When it was announced in January 2016 that for Barcelona and Bayern Munich boss Pep Guardiola was on his way to Manchester City, the knives immediately came out before he’d even arrived. Phrases like ‘could he do it on a cold, wet night in Stoke,’ became commonplace and the general ‘he won’t cut it in the Premier League’ bounded about like someone offering a packet of sweets in the playground.
Guardiola had played at the highest level. He had managed at the highest level. He had won trophy after trophy, but those had been established sides. Anyone, including dead grandmothers could apparently take those teams to domestic and European glory. But the Premier League is different. It’s not a two horse race. There’s no way Guardiola’s tiki-taka style of football will ever succeed in England. No way in hell.

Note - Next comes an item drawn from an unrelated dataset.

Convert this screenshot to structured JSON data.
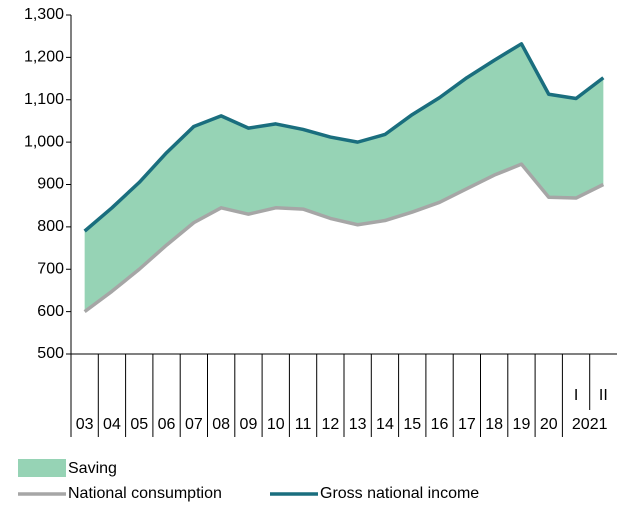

It is accepted that his first season didn’t go entirely to plan. He inherited an ageing defence that leaked goals like it was going out of fashion, and a goalkeeper who was popular with the fans, but lacked the abilities Guardiola likes to see in a keeper. So when Guardiola sent Joe Hart out on loan, and brought in Claudio Bravo, there was a collective gasp from the pundits and fans alike. How can he treat England’s keeper like that? John Stones arrived from Everton in a deal rumoured to be around £50m but had a torrid first season, and before a competitive ball was kicked, questions were already being asked.
The season started well enough, winning the first six league games and three games in the Champions League. But a 3-3 draw at Celtic in the Champions League identified frailties in the defence, and other teams followed suit and capitalised on them. The blues lost five away games, although they did win on a Saturday afternoon in Stoke!
The blues finished third in Pep’s first season, lost to United in the League Cup, defeated by Arsenal in the FA Cup semi-finals and threw away a 5-3 first leg lead against Monaco, losing 3-1 in the second leg, exiting on the away goals rule. And while opposing fans laughed and called him a fraud, while the pundits told the cameras how disappointed they were with his first season, Pep calmly planned his Premier League assault.
He set about curing the defence, shoring up the midfield and removing those that no longer played a part at the club. Out went the likes of Willy Caballero, Pablo Zabaleta, Aleksander Kolarov, Bacary Sagna, Gael Clichy, Jesus Navas, Fernando, Samir Nasri, Wilfried Bony, Nolito and Kelechi iheanacho. They were replaced by Bernardo Silva, Ederson, Kyle Walker, Danilo, Benjamin Mendy, and in January Aymeric Laporte.
Again, he was questioned, but the manager has answered the critics in style. Not only did the new recruits ignite City’s charge, but he also reinvented some of the ‘old guard.’ David Silva was back to his best, Vincent Kompany battled through injury problems to play pivotal roles in big matches and Aguero once again amongst the goals.
But it was players like Raheem Sterling, who was labelled a £50 misfit that caught the eye. Although he still needs to work on his finishing, the winger had his most impressive season to date. Kevin de Bruyne, the assist king has flourished under Guardiola and Fernandinho has been one of the unsung heroes of the squad.
And the reward for a truly remarkable season was winning the League Cup and Premier League.
But Guardiola knows there is still work to be done. Defeat by Wigan Athletic in the FA Cup will be something the Spaniard did not expect to happen, although he should have known away games at lower league opposition is seldom easy. Last season, the blues went to Huddersfield and came away with a 0-0 draw. A 2-0 win at Cardiff in the fourth round in January may have led Guardiola into a false sense of security when his team were drawn against Wigan, our bogey side of recent years. And they would prove it again, winning the tie 1-0 and ending our hopes of an unprecedented domestic treble.
An annual defeat at Anfield was followed by two further losses to the Merseysiders in the Champions League, which shows Guardiola exactly what he needs to do next year, with the blues boss will be determined to make up for those losses.
The Champions League will be his highest priority, that’s what he was brought here to win, and Guardiola will not rest until Europe’s (supposed) elite trophy is sitting in the City trophy cabinet.
His second priority will be to become the first City manager to retain the top flight title. Mercer, Mancini and Pellegrini all failed. Pep will not want to add his name to that list.
And of course, the two domestic cup competitions will also be firmly in his sights. There isn’t a manager around who would not revel in winning football’s oldest club competition. It’s the one competition that sends a chill down the spine whenever your team lifts it. And the League Cup, dubbed by many as the Mickey Mouse Cup, will probably be used by Pep to blood more youngsters alongside the older heads, as he prepares for the future and progress the academy players further, in the way teams like United and Arsenal had done over the years.
But whatever happens next season, no one will forget this one. It will be remembered for a long time and those records are going to take some breaking. What are the chances of City breaking them next season?
And yes, he could do it on a cold, wet night in Stoke!